16 - Nouvelle Donne

12 minutes de lecture

Langkah

Quartier de la Nouvelle Goutte

Les mercenaires ouvrent le feu sans hésiter dans un tonnerre assourdissant, avant même que les titans de métal ne touchent le sol. Ils s’écrasent lourdement à quelques mètres des humains, criblés d’étincelles comme autant de piqures éclatantes. Les impacts de balle les gênent à peine, tout au plus ralentissent leurs mouvements et les obligent à protéger leurs casques d’une main. Le premier exosquelette corrige son assiette et accélère en grondant ; il étire le bras et repousse le soldat le plus proche comme un insecte trop entreprenant. Ce dernier se plie en deux sous le choc, il renverse son voisin tel un jeu de quilles et s’effondre, rudement catapulté contre le mur de la galerie commerçante.

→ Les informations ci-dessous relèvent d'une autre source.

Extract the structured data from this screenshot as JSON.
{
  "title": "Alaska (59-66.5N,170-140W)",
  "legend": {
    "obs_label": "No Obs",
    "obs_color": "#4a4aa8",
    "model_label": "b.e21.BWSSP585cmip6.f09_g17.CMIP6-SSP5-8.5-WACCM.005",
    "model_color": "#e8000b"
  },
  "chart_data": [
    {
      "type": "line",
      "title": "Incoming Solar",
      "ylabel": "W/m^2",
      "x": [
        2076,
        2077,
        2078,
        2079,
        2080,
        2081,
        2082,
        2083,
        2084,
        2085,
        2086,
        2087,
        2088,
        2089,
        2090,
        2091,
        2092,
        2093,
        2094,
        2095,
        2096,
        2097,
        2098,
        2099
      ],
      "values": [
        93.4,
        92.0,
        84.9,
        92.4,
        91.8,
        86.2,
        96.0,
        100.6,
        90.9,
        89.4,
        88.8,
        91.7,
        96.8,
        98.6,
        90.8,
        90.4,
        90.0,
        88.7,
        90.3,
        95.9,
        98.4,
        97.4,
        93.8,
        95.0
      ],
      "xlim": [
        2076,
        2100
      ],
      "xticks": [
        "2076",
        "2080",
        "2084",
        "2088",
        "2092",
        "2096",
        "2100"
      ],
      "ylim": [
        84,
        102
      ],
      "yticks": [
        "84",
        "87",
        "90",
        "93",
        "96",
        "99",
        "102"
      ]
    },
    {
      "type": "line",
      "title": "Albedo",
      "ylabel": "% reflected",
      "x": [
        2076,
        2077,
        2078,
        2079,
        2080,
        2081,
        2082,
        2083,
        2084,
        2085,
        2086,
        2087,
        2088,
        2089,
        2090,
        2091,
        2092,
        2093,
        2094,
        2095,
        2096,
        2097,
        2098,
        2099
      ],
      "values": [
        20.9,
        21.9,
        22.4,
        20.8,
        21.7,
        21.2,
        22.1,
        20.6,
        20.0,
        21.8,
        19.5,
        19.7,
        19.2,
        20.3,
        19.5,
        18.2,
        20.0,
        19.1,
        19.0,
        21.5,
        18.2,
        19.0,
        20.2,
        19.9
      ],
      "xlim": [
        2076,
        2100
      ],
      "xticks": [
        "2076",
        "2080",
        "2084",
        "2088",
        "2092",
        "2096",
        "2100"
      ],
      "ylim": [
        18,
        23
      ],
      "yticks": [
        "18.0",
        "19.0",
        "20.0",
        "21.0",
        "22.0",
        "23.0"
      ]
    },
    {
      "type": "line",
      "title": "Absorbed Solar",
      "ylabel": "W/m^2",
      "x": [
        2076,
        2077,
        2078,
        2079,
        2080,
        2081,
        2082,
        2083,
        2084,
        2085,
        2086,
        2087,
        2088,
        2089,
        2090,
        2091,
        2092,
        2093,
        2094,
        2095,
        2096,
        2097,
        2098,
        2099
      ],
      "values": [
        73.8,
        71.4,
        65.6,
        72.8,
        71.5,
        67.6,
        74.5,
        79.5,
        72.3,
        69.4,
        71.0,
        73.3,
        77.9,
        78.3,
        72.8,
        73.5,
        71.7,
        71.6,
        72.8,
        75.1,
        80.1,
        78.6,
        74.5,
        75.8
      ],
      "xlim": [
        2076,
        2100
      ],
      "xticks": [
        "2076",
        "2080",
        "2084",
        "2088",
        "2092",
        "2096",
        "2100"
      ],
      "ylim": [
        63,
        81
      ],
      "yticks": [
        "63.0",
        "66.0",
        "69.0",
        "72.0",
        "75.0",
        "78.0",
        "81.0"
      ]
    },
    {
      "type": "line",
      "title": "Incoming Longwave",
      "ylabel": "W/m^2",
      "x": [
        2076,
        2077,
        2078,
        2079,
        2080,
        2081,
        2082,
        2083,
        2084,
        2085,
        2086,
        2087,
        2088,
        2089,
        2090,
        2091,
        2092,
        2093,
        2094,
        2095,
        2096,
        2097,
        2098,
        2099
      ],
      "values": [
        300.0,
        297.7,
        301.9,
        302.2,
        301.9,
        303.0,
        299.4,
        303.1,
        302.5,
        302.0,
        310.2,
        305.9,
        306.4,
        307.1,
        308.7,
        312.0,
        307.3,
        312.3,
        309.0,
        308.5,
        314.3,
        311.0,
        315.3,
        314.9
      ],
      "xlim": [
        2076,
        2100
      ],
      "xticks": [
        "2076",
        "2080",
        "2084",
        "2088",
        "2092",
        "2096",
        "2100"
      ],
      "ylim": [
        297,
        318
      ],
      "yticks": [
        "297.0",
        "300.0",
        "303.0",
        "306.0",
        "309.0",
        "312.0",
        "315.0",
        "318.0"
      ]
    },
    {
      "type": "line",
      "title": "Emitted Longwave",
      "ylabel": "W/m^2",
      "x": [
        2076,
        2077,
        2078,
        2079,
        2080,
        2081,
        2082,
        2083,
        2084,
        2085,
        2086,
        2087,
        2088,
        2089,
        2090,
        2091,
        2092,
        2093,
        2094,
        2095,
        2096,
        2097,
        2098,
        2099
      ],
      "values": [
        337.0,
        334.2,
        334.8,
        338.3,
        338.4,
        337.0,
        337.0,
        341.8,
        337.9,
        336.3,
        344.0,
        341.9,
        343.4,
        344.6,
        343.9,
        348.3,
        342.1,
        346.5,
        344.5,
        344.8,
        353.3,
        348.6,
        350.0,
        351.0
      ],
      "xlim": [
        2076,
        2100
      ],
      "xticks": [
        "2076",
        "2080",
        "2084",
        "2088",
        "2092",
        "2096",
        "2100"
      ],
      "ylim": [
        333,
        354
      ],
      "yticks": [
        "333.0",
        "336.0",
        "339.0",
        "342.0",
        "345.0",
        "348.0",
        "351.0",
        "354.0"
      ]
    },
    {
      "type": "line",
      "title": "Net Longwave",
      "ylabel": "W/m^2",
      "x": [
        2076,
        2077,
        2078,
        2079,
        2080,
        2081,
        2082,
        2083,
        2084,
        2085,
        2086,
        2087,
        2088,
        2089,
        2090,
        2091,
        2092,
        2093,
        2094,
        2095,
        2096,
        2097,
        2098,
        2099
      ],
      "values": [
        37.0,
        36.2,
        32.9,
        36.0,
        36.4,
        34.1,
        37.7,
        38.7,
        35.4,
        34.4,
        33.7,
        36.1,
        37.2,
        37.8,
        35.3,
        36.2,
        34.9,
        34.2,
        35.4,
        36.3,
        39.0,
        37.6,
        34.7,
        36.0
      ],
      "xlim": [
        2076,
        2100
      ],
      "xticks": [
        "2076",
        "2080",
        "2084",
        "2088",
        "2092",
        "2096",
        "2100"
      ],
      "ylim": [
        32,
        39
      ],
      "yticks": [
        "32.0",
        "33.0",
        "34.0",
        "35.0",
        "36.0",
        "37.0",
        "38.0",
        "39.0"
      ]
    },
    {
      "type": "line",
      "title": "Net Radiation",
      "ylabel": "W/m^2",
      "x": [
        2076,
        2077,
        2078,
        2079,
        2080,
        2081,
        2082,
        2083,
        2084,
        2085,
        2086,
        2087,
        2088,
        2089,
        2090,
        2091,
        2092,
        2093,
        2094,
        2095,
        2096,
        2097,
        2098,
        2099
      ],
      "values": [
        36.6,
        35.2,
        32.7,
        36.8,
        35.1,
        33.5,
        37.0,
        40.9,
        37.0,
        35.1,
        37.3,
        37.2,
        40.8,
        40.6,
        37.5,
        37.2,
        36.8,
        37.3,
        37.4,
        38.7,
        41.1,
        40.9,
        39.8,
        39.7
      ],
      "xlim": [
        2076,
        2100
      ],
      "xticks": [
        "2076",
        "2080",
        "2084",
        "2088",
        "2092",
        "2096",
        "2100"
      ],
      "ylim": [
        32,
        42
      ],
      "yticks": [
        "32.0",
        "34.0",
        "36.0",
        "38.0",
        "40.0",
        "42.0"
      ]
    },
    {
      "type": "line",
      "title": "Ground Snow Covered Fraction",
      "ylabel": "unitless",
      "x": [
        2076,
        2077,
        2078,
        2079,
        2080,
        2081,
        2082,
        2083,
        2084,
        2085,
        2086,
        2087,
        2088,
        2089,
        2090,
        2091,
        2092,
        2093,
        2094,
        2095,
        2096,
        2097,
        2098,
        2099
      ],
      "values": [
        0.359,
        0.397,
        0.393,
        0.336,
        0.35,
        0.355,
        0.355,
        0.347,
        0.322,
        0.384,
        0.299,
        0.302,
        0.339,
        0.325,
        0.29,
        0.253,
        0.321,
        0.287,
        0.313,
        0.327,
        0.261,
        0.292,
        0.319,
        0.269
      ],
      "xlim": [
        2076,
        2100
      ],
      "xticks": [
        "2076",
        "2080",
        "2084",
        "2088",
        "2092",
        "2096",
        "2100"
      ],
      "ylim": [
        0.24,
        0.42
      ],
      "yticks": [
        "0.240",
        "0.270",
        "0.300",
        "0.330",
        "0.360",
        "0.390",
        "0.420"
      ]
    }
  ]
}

— Vous n’arriverez à rien contre eux ! hurle Benedict en se bouchant les oreilles. Il faut partir !

— Même les exos de la brigade peinent à la maîtriser, crache le commandant au visage de son double clandestin.

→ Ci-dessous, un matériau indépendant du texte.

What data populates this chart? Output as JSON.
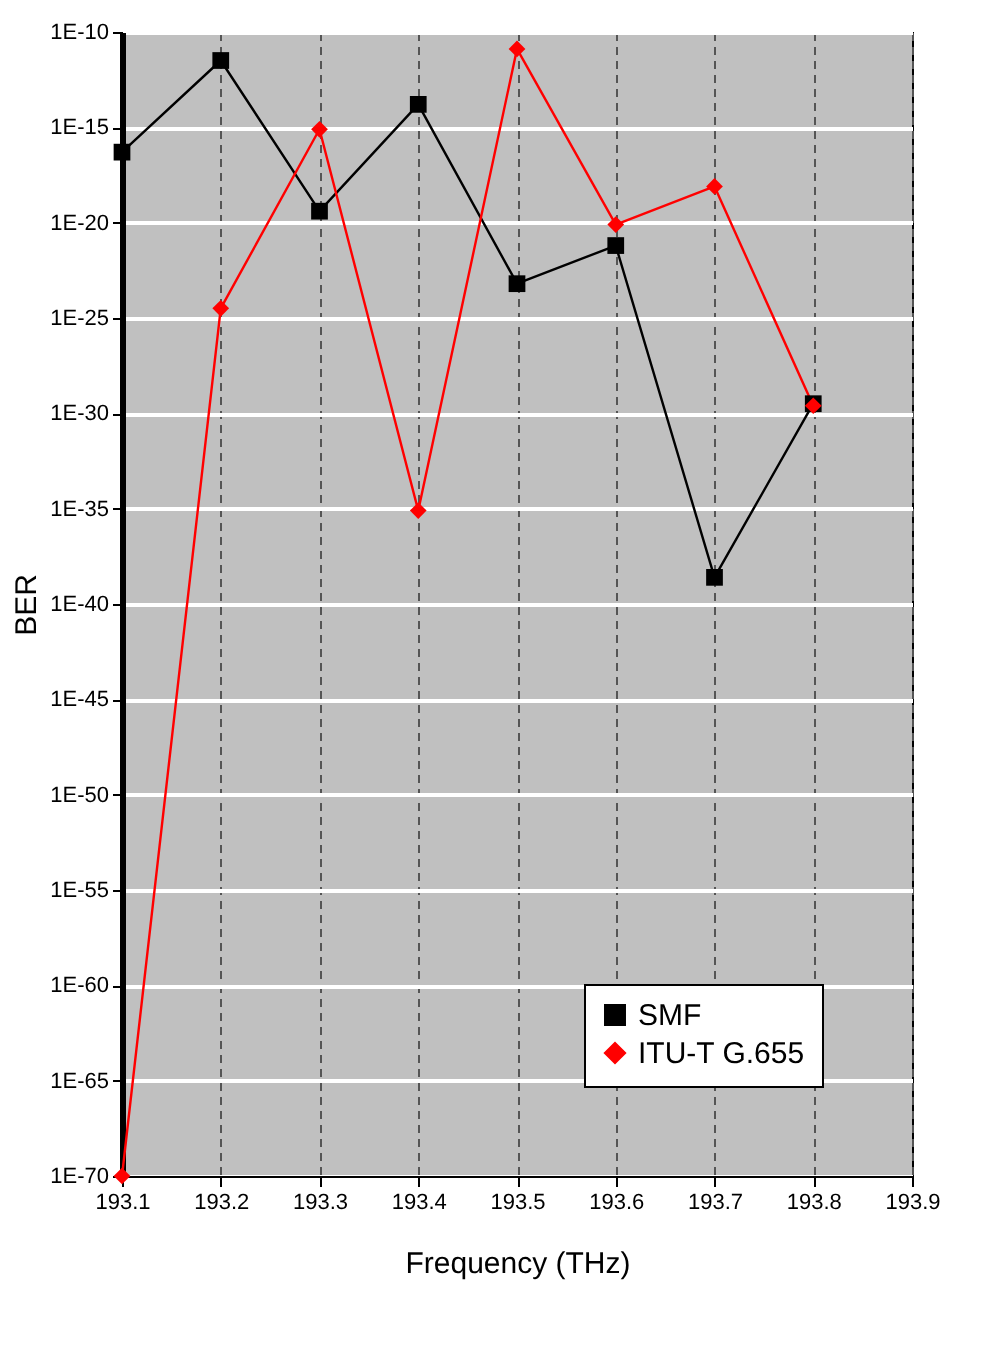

— Je le sais, répond le vieil homme en jaugeant la progression de ses soldats.

Il transmet de nouvelles consignes ; son équipe en première ligne recule et les deux exosquelettes de chantier qui stationnaient en retrait sautent dans l’arène. Leurs armures, plus petites et moins articulées que celles de leurs adversaires, tiennent du tout-terrain blindé plus que de la machine de guerre. Bien qu’habilement préparées pour transporter un lourd équipement militaire, leur carénage n’est pas complet, des tuiles de fonte sont soudées contre les zones exposées afin de les renforcer, tandis que d’épais arceaux métalliques protègent les casques intégraux de leurs pilotes.

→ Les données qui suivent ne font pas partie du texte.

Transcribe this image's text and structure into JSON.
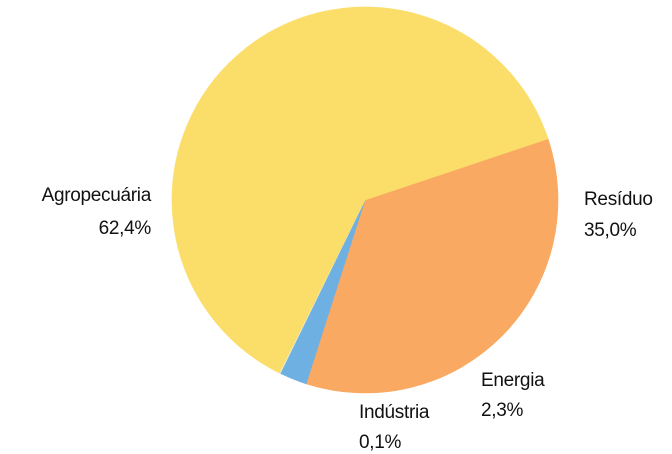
{
  "chart_data": {
    "type": "pie",
    "title": "",
    "slices": [
      {
        "name": "Resíduo",
        "value_label": "35,0%",
        "value": 35.0,
        "color": "#F9A962"
      },
      {
        "name": "Energia",
        "value_label": "2,3%",
        "value": 2.3,
        "color": "#6FB0E2"
      },
      {
        "name": "Indústria",
        "value_label": "0,1%",
        "value": 0.1,
        "color": "#ECEBC6"
      },
      {
        "name": "Agropecuária",
        "value_label": "62,4%",
        "value": 62.4,
        "color": "#FBDE6A"
      }
    ]
  }
}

La charge du premier colosse noir et orange enfonce l’épaule du titan le plus proche, l’insecte pourpre encaisse le choc dans un crissement de feuilles d’acier. Le monstre recule d’un pas, continuant de se préserver tant bien que mal de la pluie de balles perforantes qui s’abat sur lui. Il se saisit du canon de l’exosquelette de chantier, et avant que ce dernier ne se positionne correctement, l’arrache comme une brindille morte. Le mercenaire caparaçonné perd l’équilibre, met un genou à terre, le scarabée gigantesque en profite pour le reverser et l’écraser de tout son poids. La structure de l’armure explose dans une gerbe d’étincelle et le titan se redresse d’un bond, toujours indifférent aux balles qui éclaboussent sa carapace. Il regarde autour de lui : le groupe du Triumvi cède du terrain. Le deuxième monstre en profite pour détacher un automatique de son encoche. Malgré la taille ridicule de l’arme dans ses gantelets acérés, la gueule du canon reste plus imposante que les fusils d’assauts ennemis. Il met en joue ses adversaires et les balaie méthodiquement de tirs dévastateurs.

— Il faut réussir à les faire sortir de la galerie, sinon ça va être un enfer pour nos hommes, lance un mercenaire à son chef. Nous devons engager des charges plus lourdes, on ne peut pas le faire à couvert !

— Ils sont ici pour cette Daphné, réagit vivement le régent du Triumvi. Utilisons-la.

Il attrape l’enveloppe vide par le col de sa cape et la traîne au milieu de l’avenue, de l’autre côté de l’arche. Naomi tente de la retenir, mais ce Carter-Yuko est trop fort : il les promène sans difficulté, il renverse sans ménagement la jeune Intra et force Daphné à se mettre à genoux. Puis il recule de trois pas. La scientifique crache de la poussière, les yeux rougis de sable, elle se redresse sur ses coudes, tandis que Daphnée, fébrile, rampe pour la rejoindre et s’accroche à son bras. Des larmes de peur roulent sur ses joues, elle se recroqueville contre Naomi, terrifiée par la haine qui déforme le visage du mercenaire.

— DaDa, elle est là ! hurle-t-il à destination des titans qui continuent à dévaster ses troupes.

Les exosquelettes se tournent dans sa direction et se figent en reconnaissant la silhouette prostrée dans le sable.

— Si tu ne m’écoutes pas calmement et que tu blesses encore un de mes hommes, je la descends ajoute-t-il, en montrant ostensiblement son arme automatique.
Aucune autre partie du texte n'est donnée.